THE BLOBAO EFFECT? The Dalí Museum's proposed "glass enigma," aka Big Blob, seems calculated to attract the kind of attention given to Frank Gehry's Guggenheim Bilbao. Credit: North Elevation/ Hellmuth, Obata + Kassbaum

THE BLOBAO EFFECT? The Dalí Museum’s proposed “glass enigma,” aka Big Blob, seems calculated to attract the kind of attention given to Frank Gehry’s Guggenheim Bilbao. Credit: North Elevation/ Hellmuth, Obata + Kassbaum

Of the three local museums planning expansions that will take place over the next two years — the Tampa Museum of Art, the Arts Center and the Salvador Dalí Museum — the Dalí has hewed closest to the philosophy of destination architecture. Last week, the museum received approval from the St. Petersburg City Council for its designs of a new, potentially iconic home adjacent to the Mahaffey Theater. Designed by the Tampa offices of architecture firm Hellmuth, Obata + Kassabaum, the structure pairs the classic straight-edged volume of modern architecture with a surreal "glass enigma" that alternately suggests a viscous mass oozing from the building or engulfing it. When the new Dalí opens in 2010 after a two-year construction scheduled to begin late this fall, downtown St. Petersburg will join a global experiment in the Bilbao effect (so named for Frank Gehry's imaginative Guggenheim Bilbao), hoping to attract international tourists and spur local development with museum architecture that inspires a "wow."

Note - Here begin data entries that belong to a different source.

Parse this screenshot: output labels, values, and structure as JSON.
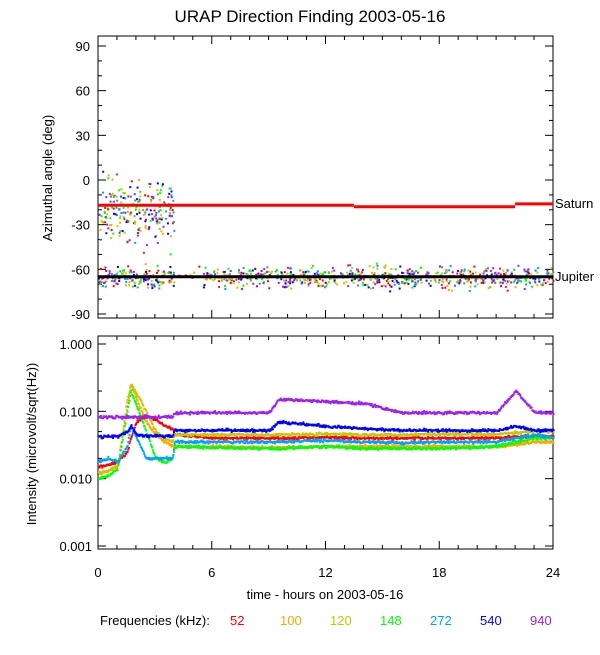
{
  "chart_data": [
    {
      "type": "scatter",
      "title": "URAP Direction Finding  2003-05-16",
      "ylabel": "Azimuthal angle (deg)",
      "xlim": [
        0,
        24
      ],
      "ylim": [
        -90,
        90
      ],
      "x_ticks": [
        "0",
        "6",
        "12",
        "18",
        "24"
      ],
      "y_ticks": [
        "90",
        "60",
        "30",
        "0",
        "-30",
        "-60",
        "-90"
      ],
      "reference_lines": [
        {
          "label": "Saturn",
          "color": "#ff0000",
          "segments": [
            [
              0,
              13.5,
              -17
            ],
            [
              13.5,
              22,
              -18
            ],
            [
              22,
              24,
              -16
            ]
          ]
        },
        {
          "label": "Jupiter",
          "color": "#000000",
          "segments": [
            [
              0,
              24,
              -65
            ]
          ]
        }
      ],
      "scatter_clusters": [
        {
          "x": [
            0,
            24
          ],
          "center": -65,
          "spread": 8,
          "note": "all frequencies"
        },
        {
          "x": [
            0,
            4
          ],
          "center": -20,
          "spread": 20,
          "note": "all frequencies"
        }
      ]
    },
    {
      "type": "line",
      "ylabel": "Intensity (microvolt/sqrt(Hz))",
      "xlabel": "time - hours on 2003-05-16",
      "xlim": [
        0,
        24
      ],
      "ylim": [
        0.001,
        1.0
      ],
      "yscale": "log",
      "x_ticks": [
        "0",
        "6",
        "12",
        "18",
        "24"
      ],
      "y_ticks": [
        "1.000",
        "0.100",
        "0.010",
        "0.001"
      ],
      "x": [
        0,
        0.5,
        1,
        1.5,
        1.7,
        2,
        2.5,
        3,
        3.5,
        3.9,
        4,
        6,
        9,
        9.5,
        12,
        14,
        16,
        18,
        21,
        22,
        23,
        24
      ],
      "series": [
        {
          "name": "52",
          "color": "#ff0000",
          "values": [
            0.015,
            0.016,
            0.018,
            0.025,
            0.04,
            0.07,
            0.085,
            0.075,
            0.06,
            0.055,
            0.045,
            0.04,
            0.04,
            0.04,
            0.041,
            0.04,
            0.04,
            0.04,
            0.04,
            0.042,
            0.042,
            0.042
          ]
        },
        {
          "name": "100",
          "color": "#ffa500",
          "values": [
            0.012,
            0.013,
            0.015,
            0.15,
            0.25,
            0.15,
            0.07,
            0.045,
            0.035,
            0.03,
            0.03,
            0.03,
            0.029,
            0.029,
            0.03,
            0.03,
            0.03,
            0.03,
            0.03,
            0.032,
            0.035,
            0.035
          ]
        },
        {
          "name": "120",
          "color": "#c8c800",
          "values": [
            0.012,
            0.013,
            0.016,
            0.12,
            0.25,
            0.18,
            0.1,
            0.05,
            0.04,
            0.035,
            0.045,
            0.045,
            0.045,
            0.045,
            0.046,
            0.045,
            0.045,
            0.046,
            0.046,
            0.048,
            0.05,
            0.05
          ]
        },
        {
          "name": "148",
          "color": "#00ff00",
          "values": [
            0.01,
            0.011,
            0.014,
            0.1,
            0.2,
            0.12,
            0.05,
            0.02,
            0.017,
            0.02,
            0.03,
            0.029,
            0.028,
            0.028,
            0.03,
            0.028,
            0.028,
            0.028,
            0.03,
            0.035,
            0.04,
            0.04
          ]
        },
        {
          "name": "272",
          "color": "#00a0ff",
          "values": [
            0.018,
            0.02,
            0.018,
            0.03,
            0.06,
            0.04,
            0.02,
            0.02,
            0.02,
            0.02,
            0.035,
            0.035,
            0.035,
            0.035,
            0.037,
            0.035,
            0.034,
            0.035,
            0.035,
            0.04,
            0.045,
            0.04
          ]
        },
        {
          "name": "540",
          "color": "#0000ff",
          "values": [
            0.042,
            0.042,
            0.042,
            0.05,
            0.06,
            0.045,
            0.043,
            0.043,
            0.043,
            0.043,
            0.052,
            0.052,
            0.052,
            0.07,
            0.06,
            0.055,
            0.052,
            0.052,
            0.052,
            0.06,
            0.052,
            0.052
          ]
        },
        {
          "name": "940",
          "color": "#a020f0",
          "values": [
            0.082,
            0.082,
            0.082,
            0.082,
            0.082,
            0.082,
            0.082,
            0.082,
            0.082,
            0.082,
            0.095,
            0.095,
            0.095,
            0.15,
            0.14,
            0.13,
            0.095,
            0.095,
            0.095,
            0.2,
            0.095,
            0.095
          ]
        }
      ]
    }
  ],
  "legend": {
    "label": "Frequencies (kHz):",
    "items": [
      "52",
      "100",
      "120",
      "148",
      "272",
      "540",
      "940"
    ]
  }
}
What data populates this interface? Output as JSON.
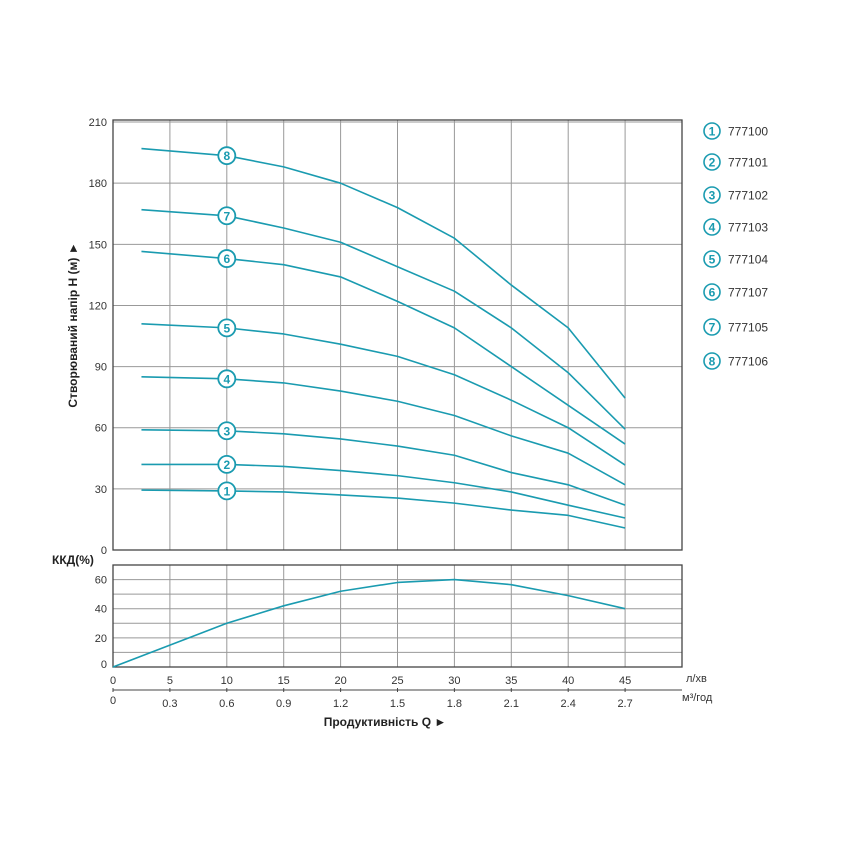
{
  "chart_data": [
    {
      "type": "line",
      "ylabel": "Створюваний напір H (м) ►",
      "xlim": [
        0,
        50
      ],
      "ylim": [
        0,
        210
      ],
      "yticks": [
        "0",
        "30",
        "60",
        "90",
        "120",
        "150",
        "180",
        "210"
      ],
      "grid": true,
      "line_color": "#1a9bb0",
      "x": [
        2.5,
        10,
        15,
        20,
        25,
        30,
        35,
        40,
        45
      ],
      "series": [
        {
          "name": "1",
          "values": [
            29.4,
            29,
            28.5,
            27,
            25.5,
            23,
            19.6,
            17,
            10.8
          ]
        },
        {
          "name": "2",
          "values": [
            42,
            42,
            41,
            39,
            36.5,
            33,
            28.5,
            22,
            15.7
          ]
        },
        {
          "name": "3",
          "values": [
            59,
            58.5,
            57,
            54.5,
            51,
            46.5,
            38,
            32,
            22
          ]
        },
        {
          "name": "4",
          "values": [
            85,
            84,
            82,
            78,
            73,
            66,
            56,
            47.5,
            32
          ]
        },
        {
          "name": "5",
          "values": [
            111,
            109,
            106,
            101,
            95,
            86,
            73.5,
            60,
            41.7
          ]
        },
        {
          "name": "6",
          "values": [
            146.5,
            143,
            140,
            134,
            122,
            109,
            90,
            71,
            52
          ]
        },
        {
          "name": "7",
          "values": [
            167,
            164,
            158,
            151,
            139,
            127,
            109,
            87,
            59.3
          ]
        },
        {
          "name": "8",
          "values": [
            197,
            193.5,
            188,
            180,
            168,
            153,
            130,
            109,
            74.5
          ]
        }
      ],
      "marker_x": 10,
      "legend": {
        "placement": "right",
        "entries": [
          {
            "num": "1",
            "label": "777100"
          },
          {
            "num": "2",
            "label": "777101"
          },
          {
            "num": "3",
            "label": "777102"
          },
          {
            "num": "4",
            "label": "777103"
          },
          {
            "num": "5",
            "label": "777104"
          },
          {
            "num": "6",
            "label": "777107"
          },
          {
            "num": "7",
            "label": "777105"
          },
          {
            "num": "8",
            "label": "777106"
          }
        ]
      }
    },
    {
      "type": "line",
      "ylabel": "ККД(%)",
      "xlabel": "Продуктивність  Q ►",
      "xlim": [
        0,
        50
      ],
      "ylim": [
        0,
        70
      ],
      "yticks": [
        "0",
        "20",
        "40",
        "60"
      ],
      "grid": true,
      "x": [
        0,
        5,
        10,
        15,
        20,
        25,
        30,
        35,
        40,
        45
      ],
      "values": [
        0,
        15,
        30,
        42,
        52,
        58,
        60,
        56.5,
        49,
        40
      ],
      "xticks_lpm": [
        "0",
        "5",
        "10",
        "15",
        "20",
        "25",
        "30",
        "35",
        "40",
        "45"
      ],
      "xunit_lpm": "л/хв",
      "xticks_m3h": [
        "0",
        "0.3",
        "0.6",
        "0.9",
        "1.2",
        "1.5",
        "1.8",
        "2.1",
        "2.4",
        "2.7"
      ],
      "xunit_m3h": "м³/год"
    }
  ]
}
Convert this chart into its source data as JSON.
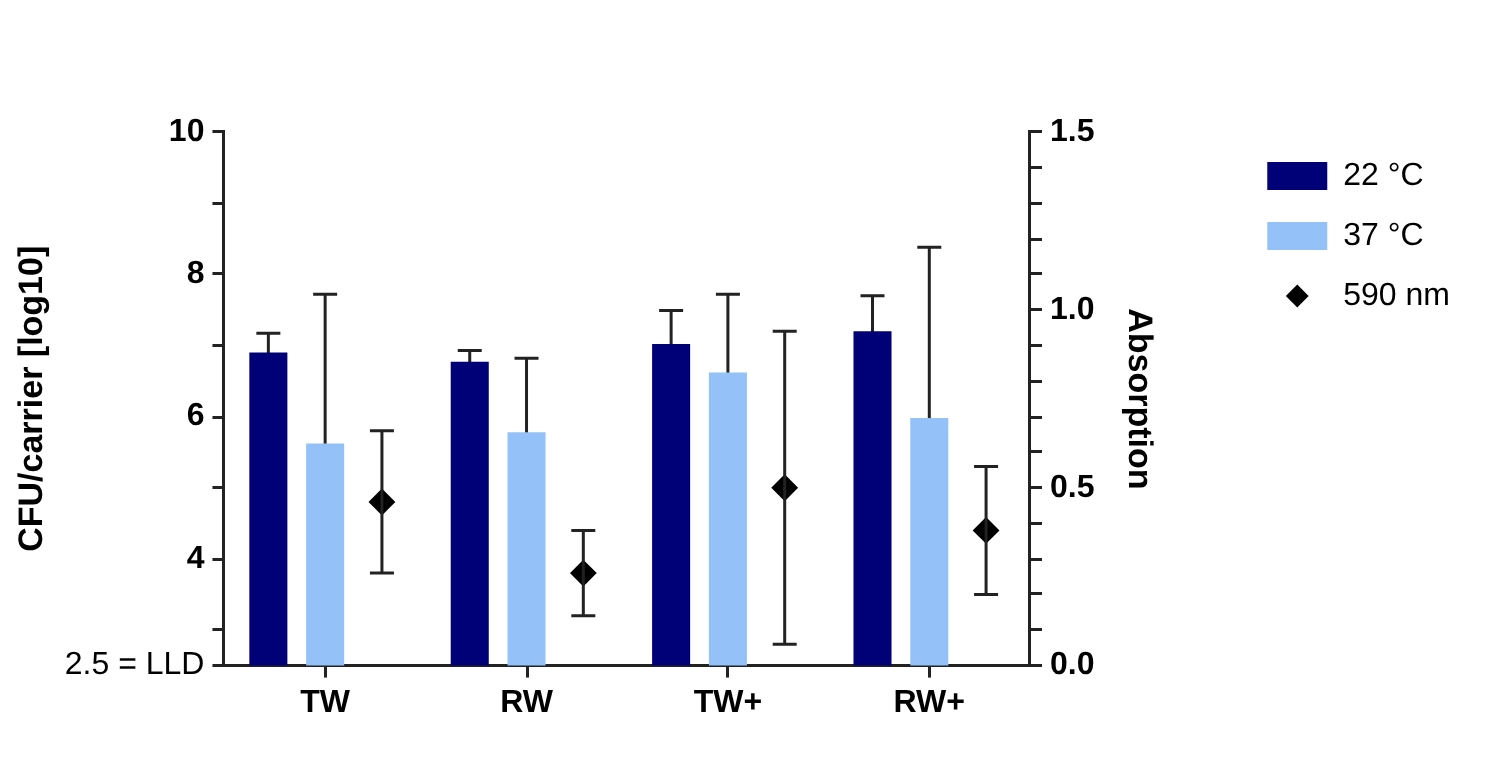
{
  "chart_data": {
    "type": "bar",
    "ylabel": "CFU/carrier [log10]",
    "y2label": "Absorption",
    "categories": [
      "TW",
      "RW",
      "TW+",
      "RW+"
    ],
    "series": [
      {
        "name": "22 °C",
        "color": "#000077",
        "values": [
          6.9,
          6.77,
          7.02,
          7.2
        ],
        "errors": [
          0.27,
          0.16,
          0.47,
          0.5
        ]
      },
      {
        "name": "37 °C",
        "color": "#94c1f7",
        "values": [
          5.62,
          5.78,
          6.62,
          5.98
        ],
        "errors": [
          2.1,
          1.04,
          1.1,
          2.4
        ]
      },
      {
        "name": "590 nm",
        "type": "scatter",
        "axis": "y2",
        "marker": "diamond",
        "color": "#000000",
        "x": [
          "TW",
          "RW",
          "TW+",
          "RW+"
        ],
        "values": [
          0.46,
          0.26,
          0.5,
          0.38
        ],
        "errors": [
          0.2,
          0.12,
          0.44,
          0.18
        ]
      }
    ],
    "ylim": [
      2.5,
      10
    ],
    "yticks": [
      {
        "value": 2.5,
        "label": "2.5 = LLD"
      },
      {
        "value": 3,
        "label": null
      },
      4,
      {
        "value": 5,
        "label": null
      },
      6,
      {
        "value": 7,
        "label": null
      },
      8,
      {
        "value": 9,
        "label": null
      },
      10
    ],
    "y2lim": [
      0,
      1.5
    ],
    "y2ticks": [
      {
        "value": 0,
        "label": "0.0"
      },
      {
        "value": 0.1,
        "label": null
      },
      {
        "value": 0.2,
        "label": null
      },
      {
        "value": 0.3,
        "label": null
      },
      {
        "value": 0.4,
        "label": null
      },
      {
        "value": 0.5,
        "label": "0.5"
      },
      {
        "value": 0.6,
        "label": null
      },
      {
        "value": 0.7,
        "label": null
      },
      {
        "value": 0.8,
        "label": null
      },
      {
        "value": 0.9,
        "label": null
      },
      {
        "value": 1,
        "label": "1.0"
      },
      {
        "value": 1.1,
        "label": null
      },
      {
        "value": 1.2,
        "label": null
      },
      {
        "value": 1.3,
        "label": null
      },
      {
        "value": 1.4,
        "label": null
      },
      {
        "value": 1.5,
        "label": "1.5"
      }
    ],
    "grid": false,
    "legend": "right"
  }
}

The Dalí already has a strong attendance base, averaging 200,000 visitors per year — half from Florida, half coming from outside the state and country to visit the museum. The construction of the new, $32-million building will more than double the museum's current footprint of 28,000 square feet to 68,000 square feet, making the Dalí the largest fine art museum in Tampa Bay by a nose. (The new Tampa Museum of Art is expected to be 66,000 square feet.) The expansion would enable the Dalí to show all of its permanent collection at one time and will provide more space for a visitor welcome area, the museum's gift shop and a café that could lure local residents back on a regular basis, museum director Hank Hine told reporters at a press conference last week. As for the building's interior and an elaborate garden labyrinth on the waterfront, the curious will have to wait another month or more for the museum to release additional renderings. "There will be surreal surprises throughout the building," Hine promises.